Les taux des prêts relais secs sont parfois assez bas. Ainsi, une banque partenaire de Meilleurtaux propose des taux allant de 2,70 % à 2,95 % selon qu’un compromis de vente a déjà été signé ou non et que vous optez pour un différé ou non du paiement des intérêts. Il est même possible d’opter pour un différé de remboursement des intérêts du prêt relais ou/et de l’amortissement du capital du prêt de long terme adossé. Malgré cela, les particuliers hésitent à y recourir et les banques à en accorder. Tout dépend du bien. Pour les plus faciles à vendre, le prêt relais remplit plutôt une fonction technique : certains clients en souscrivent un, alors même qu’ils ont déjà signé un compromis de vente pour sécuriser l’opération. D’une durée de quelques mois, il apporte plus de confort à un coût peu élevé (voir Le prêt relais, pas si cher...). Mais un prêt relais peut vous mettre dans une situation financière périlleuse. Si vous souscrivez parallèlement un crédit immobilier classique pour financer le nouveau bien, il vous faudra rembourser deux mensualités conjointement. Pour limiter les risques, il faut intégrer dès le départ l’éventualité d’un réajustement du prix de vente à la baisse ou étudier la possibilité de sa mise en location.

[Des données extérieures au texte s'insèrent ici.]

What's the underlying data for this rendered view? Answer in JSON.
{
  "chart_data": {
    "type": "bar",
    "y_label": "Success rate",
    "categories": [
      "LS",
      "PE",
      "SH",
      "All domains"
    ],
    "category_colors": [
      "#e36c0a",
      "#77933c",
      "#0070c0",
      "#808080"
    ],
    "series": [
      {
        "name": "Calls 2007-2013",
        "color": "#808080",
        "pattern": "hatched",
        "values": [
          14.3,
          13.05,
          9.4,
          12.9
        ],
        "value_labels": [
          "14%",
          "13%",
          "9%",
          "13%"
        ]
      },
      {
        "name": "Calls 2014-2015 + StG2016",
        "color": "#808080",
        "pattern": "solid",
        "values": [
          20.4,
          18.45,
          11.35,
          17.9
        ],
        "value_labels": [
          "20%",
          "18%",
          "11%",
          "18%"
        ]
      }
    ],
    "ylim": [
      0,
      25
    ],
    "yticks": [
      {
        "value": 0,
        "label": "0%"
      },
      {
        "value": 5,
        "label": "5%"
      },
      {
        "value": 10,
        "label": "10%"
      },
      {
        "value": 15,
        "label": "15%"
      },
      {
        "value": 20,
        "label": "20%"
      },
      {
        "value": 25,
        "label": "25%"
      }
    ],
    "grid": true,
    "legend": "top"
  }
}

Vendre pour se mettre en location : un pari risqué

À l’opposé, certains propriétaires vendent d’abord, empochant une plus-value souvent substantielle, et s’installent en location en pariant sur une baisse des prix. C’est ce qu’a fait d’ailleurs Nicolas, qui, après avoir revendu sa maison de Saint-Maur-des-Fossés, s’est mis provisoirement en location en pariant sur une baisse des prix. « Le loyer me coûte 2 000 € par mois, mais je serai gagnant si le type de bien que je convoite chute d’au moins 4 % d’ici à un an », déclare Nicolas. Le pari est néanmoins risqué. Vous devrez verser des loyers à perte. Et vous aurez plus de frais que dans une classique opération d’achat et revente : deux déménagements, ouverture des contrats d’électricité, de gaz et d’eau et, si vous passez par un professionnel, le paiement de ses honoraires. L’opération ne sera intéressante que si les prix baissent sensiblement (voir Simulation : faut-il louer en attendant une baisse des prix ?) Or, rien n’est moins sûr pour les biens de qualité situés dans les zones recherchées. De plus, même si elle n’est pas imminente, vous vous exposez à une remontée des taux d’intérêt. « Si les taux remontent de 1 point, on perd 7 % de pouvoir d’achat », rappelle Bernard Cadeau, président du réseau d’agences immobilières Orpi.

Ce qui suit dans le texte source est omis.